There was a mahogany cribbage board on the credenza in the dining room. The pegs had long since been replaced by small finishing nails, but she liked to push and pull them in and out in sequence, dreaming that each hole was another step in an exotic journey. The journey led to a treasure, and sometimes she had to dodge other pegs, or cross rows to escape imaginary pursuit. And that was what she felt like now, crossing the furrowed fields and darting among the broken stalks. Each step followed a row until she crossed to the next.
She thought of the spider and the other things she had painted: red eyes in red bodies with red fangs and red claws. The sun was half under the horizon, so her creations would be coming to life soon—nocturnal, like her mother said. But she had been out at night before since then and nothing had happened, so, so far so good. Of course, she hadn’t gone where she had to go now on any of those nights. If she could just get in and out of the cistern before the spider started to hunt ….
The closer she got to that hole in the earth, the harder she ran, her heart flip-flopping like a fish on a dock, perspiration on her brow (That kid never sweats, her father used to say, and she had tried not to then, wiping her lip or her brow before she came into the parlor on hot days). When she saw the stand of trees the warmth in her chest went out like a snuffed candle. Ice churned in her belly. She had to pee. How could she have thought she could do this?
The dreaded spider was probably watching her with all its pairs of firefly eyes, as unblinking as her mother. She had hoped the light would be bright enough in the tops of the trees so that she could see if it was up there. But maybe it was sitting on the ground in its hole or something—there were spiders that did that.
/> She would go around the woods as far as she could, she decided. She would try to come up on the cistern from the other side.
And then she stumbled, and it made her remember another thing her father had told her. That some spiders used trip lines. They ran them along walls or out on the ground, and when passing prey touched them the spider knew. It felt the vibration and it could tell everything, like how big you were. And then it came, and if you were what it wanted, it attacked and bit you and wrapped you up with silk as strong as steel cables, and it would stick something in you like a needle full of poison. Then you were paralyzed. Sometimes the poison dissolved your guts. Sometimes the spider just laid eggs in you and the eggs hatched and ate you while you were still alive, and—
She caught her balance again, but instead of slowing, she ran harder, faster. Going for the far side of the field. Fighting off the shucks in her face and staggering. Dodging nimbly, like a peg on a cribbage board.
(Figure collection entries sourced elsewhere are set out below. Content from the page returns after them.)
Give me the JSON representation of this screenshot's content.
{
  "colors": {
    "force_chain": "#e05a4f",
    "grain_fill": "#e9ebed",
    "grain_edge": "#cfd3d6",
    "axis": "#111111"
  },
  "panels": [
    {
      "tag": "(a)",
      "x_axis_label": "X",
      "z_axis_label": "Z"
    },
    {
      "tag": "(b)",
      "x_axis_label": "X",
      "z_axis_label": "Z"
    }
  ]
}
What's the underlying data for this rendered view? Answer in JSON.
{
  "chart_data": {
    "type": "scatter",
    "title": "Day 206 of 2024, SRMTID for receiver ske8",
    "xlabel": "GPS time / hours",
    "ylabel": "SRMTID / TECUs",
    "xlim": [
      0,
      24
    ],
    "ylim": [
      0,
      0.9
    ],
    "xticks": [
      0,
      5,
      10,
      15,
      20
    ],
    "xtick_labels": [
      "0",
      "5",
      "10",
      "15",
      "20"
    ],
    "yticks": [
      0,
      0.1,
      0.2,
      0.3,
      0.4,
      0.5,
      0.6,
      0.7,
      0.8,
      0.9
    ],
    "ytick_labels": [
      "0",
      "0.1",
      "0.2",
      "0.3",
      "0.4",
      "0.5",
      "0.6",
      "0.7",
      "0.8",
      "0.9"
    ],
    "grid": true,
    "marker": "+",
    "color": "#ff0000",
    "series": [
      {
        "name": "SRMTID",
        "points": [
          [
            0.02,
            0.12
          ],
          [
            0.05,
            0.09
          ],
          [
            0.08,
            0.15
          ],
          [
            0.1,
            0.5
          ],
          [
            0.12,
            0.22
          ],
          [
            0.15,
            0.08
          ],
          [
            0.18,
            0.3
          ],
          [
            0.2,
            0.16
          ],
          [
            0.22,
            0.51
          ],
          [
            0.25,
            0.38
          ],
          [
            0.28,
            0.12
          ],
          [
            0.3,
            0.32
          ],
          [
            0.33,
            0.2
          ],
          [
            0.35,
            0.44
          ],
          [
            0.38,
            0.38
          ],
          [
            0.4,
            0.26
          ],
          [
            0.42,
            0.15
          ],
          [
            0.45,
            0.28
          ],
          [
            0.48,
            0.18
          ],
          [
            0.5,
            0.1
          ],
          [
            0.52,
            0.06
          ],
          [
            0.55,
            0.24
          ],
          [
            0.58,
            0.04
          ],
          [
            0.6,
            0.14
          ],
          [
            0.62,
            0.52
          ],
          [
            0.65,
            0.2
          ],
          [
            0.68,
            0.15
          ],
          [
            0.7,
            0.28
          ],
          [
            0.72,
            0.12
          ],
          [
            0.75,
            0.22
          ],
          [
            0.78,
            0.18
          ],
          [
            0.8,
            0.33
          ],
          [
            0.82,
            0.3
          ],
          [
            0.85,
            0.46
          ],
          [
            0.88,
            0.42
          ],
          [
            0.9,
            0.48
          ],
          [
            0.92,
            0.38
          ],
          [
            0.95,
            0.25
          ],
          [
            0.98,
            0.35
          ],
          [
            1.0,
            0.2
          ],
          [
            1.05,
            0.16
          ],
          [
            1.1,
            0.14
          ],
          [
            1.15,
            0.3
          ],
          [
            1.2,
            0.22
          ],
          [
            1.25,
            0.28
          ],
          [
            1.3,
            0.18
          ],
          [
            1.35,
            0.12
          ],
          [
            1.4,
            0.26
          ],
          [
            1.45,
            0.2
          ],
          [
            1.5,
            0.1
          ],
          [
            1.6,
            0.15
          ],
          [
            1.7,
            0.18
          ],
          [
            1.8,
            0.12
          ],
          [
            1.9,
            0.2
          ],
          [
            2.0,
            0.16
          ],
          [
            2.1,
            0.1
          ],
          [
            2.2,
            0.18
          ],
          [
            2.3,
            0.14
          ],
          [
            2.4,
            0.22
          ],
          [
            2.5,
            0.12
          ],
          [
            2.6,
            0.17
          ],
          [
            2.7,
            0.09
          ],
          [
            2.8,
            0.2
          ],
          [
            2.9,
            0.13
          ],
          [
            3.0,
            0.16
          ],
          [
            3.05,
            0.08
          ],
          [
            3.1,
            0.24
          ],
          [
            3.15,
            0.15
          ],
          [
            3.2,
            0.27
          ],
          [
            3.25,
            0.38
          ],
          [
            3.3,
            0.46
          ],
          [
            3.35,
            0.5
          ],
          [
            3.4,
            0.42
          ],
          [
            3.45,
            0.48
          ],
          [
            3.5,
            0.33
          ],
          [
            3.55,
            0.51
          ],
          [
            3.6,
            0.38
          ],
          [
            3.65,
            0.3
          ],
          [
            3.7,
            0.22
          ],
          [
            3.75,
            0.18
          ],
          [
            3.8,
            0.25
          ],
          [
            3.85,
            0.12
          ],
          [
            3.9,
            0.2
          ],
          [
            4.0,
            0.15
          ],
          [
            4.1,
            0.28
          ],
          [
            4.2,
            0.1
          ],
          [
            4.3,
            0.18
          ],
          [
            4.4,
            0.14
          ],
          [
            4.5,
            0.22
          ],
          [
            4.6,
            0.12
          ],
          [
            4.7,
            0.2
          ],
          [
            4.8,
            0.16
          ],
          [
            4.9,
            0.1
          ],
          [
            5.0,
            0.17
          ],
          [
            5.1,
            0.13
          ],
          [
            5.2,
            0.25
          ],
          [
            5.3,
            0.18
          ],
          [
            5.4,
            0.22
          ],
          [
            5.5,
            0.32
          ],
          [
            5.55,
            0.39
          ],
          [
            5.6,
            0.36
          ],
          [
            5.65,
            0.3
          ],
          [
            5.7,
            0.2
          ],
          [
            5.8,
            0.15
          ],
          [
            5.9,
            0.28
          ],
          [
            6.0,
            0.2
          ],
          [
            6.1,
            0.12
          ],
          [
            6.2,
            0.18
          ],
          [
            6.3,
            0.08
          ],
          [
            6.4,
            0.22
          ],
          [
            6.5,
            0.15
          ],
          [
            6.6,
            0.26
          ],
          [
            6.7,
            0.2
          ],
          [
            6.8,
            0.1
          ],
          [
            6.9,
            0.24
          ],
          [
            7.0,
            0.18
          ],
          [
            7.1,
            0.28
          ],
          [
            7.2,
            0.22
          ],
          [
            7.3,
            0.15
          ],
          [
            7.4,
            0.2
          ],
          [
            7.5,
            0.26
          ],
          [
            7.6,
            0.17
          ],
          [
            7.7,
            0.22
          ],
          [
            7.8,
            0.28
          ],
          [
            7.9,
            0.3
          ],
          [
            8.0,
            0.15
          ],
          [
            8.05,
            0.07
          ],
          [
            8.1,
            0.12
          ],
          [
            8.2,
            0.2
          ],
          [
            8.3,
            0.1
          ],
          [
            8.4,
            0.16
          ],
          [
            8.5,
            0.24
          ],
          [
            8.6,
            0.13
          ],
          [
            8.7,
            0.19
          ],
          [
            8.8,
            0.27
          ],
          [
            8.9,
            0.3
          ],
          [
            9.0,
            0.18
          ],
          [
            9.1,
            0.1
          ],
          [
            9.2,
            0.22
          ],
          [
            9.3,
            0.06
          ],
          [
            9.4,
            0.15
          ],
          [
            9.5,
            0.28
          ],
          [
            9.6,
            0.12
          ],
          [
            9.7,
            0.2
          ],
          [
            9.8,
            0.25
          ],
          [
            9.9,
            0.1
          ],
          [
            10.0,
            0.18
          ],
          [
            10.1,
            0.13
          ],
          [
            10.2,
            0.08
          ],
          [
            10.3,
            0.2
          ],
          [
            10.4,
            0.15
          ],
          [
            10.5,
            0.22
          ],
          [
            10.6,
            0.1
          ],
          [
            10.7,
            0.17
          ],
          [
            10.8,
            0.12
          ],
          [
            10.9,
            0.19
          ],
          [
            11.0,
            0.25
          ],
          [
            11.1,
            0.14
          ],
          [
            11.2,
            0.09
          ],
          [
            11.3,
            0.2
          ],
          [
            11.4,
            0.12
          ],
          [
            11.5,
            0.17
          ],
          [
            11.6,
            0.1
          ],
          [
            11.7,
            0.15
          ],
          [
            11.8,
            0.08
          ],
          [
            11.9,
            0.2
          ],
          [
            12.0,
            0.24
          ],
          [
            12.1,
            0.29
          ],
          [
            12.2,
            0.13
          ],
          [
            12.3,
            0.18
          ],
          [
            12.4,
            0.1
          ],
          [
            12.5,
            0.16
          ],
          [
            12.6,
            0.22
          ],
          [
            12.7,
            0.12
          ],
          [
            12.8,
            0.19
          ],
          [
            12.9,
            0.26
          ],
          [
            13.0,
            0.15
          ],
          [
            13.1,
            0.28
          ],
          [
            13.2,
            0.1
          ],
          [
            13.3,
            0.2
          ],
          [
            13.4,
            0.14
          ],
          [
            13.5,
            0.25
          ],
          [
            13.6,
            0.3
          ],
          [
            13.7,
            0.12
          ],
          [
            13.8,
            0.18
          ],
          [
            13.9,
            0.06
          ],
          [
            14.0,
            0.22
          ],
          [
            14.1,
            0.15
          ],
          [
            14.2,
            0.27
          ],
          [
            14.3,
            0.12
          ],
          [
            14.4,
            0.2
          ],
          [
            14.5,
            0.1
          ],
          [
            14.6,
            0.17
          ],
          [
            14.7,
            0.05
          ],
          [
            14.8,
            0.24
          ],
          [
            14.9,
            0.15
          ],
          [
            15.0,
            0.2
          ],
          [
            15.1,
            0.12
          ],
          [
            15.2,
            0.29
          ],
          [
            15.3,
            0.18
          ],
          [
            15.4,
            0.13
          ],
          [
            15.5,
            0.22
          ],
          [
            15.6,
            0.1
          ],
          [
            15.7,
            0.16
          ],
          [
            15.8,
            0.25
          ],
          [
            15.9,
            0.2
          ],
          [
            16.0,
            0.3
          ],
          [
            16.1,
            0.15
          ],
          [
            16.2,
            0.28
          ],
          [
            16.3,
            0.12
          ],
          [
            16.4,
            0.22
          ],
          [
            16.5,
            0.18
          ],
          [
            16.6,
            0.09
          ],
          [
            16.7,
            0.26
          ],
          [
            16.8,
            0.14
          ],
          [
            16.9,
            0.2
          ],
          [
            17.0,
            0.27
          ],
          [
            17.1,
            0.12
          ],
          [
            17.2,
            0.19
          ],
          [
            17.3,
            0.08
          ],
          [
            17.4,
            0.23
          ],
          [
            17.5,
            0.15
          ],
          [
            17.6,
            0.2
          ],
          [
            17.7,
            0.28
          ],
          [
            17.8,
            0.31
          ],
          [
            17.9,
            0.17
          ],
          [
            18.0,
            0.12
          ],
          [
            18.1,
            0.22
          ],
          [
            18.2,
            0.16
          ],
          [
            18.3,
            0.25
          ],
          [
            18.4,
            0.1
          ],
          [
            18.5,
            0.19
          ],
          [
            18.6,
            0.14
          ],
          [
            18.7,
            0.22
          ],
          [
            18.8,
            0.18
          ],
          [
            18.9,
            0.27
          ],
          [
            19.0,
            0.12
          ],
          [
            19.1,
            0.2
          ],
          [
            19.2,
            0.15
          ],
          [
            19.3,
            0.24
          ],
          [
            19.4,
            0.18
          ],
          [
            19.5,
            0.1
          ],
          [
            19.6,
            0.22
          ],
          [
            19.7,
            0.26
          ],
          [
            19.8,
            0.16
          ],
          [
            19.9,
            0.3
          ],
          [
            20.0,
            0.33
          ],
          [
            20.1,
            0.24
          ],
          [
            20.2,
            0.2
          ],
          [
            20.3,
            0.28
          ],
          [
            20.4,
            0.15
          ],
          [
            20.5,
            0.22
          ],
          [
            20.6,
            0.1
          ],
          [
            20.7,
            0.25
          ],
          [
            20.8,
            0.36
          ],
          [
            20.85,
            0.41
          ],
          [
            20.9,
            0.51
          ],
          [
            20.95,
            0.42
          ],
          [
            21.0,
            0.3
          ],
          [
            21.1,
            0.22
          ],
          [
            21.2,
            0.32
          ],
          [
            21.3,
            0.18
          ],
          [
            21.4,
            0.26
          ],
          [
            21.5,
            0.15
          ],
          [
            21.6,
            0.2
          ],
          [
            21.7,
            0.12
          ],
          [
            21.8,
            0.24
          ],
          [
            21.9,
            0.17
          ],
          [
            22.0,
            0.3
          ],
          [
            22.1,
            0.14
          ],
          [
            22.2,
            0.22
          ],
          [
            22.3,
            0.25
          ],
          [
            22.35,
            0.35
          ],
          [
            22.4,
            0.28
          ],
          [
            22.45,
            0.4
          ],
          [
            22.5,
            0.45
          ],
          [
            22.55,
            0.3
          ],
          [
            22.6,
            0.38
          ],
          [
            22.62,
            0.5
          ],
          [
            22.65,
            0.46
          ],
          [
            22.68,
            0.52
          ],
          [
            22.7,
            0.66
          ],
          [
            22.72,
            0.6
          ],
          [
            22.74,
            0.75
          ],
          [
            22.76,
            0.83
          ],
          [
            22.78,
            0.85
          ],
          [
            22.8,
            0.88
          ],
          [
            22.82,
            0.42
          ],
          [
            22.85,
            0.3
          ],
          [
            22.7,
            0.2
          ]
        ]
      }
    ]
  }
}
When she got to the edge of the field she calmed a little. The sun fire on the horizon was just cold orange now. Nothing much lit the earth. She stared intently along the rows, trying to detect any motion, but it was very still. Unnaturally still. It was the moment right at sunset before the hunters came out. Which was why she had to hurry. No time for caution. As soon as it was totally dark, she was doomed.
Moving up the edge of the field to the end, she went straight to the cistern. She had pushed the dog fennel and spurge back in place the last time, but now she could see one of her footprints in the mud right by the rim. Reaching down she found the edge of the wooden cover and dragged it off.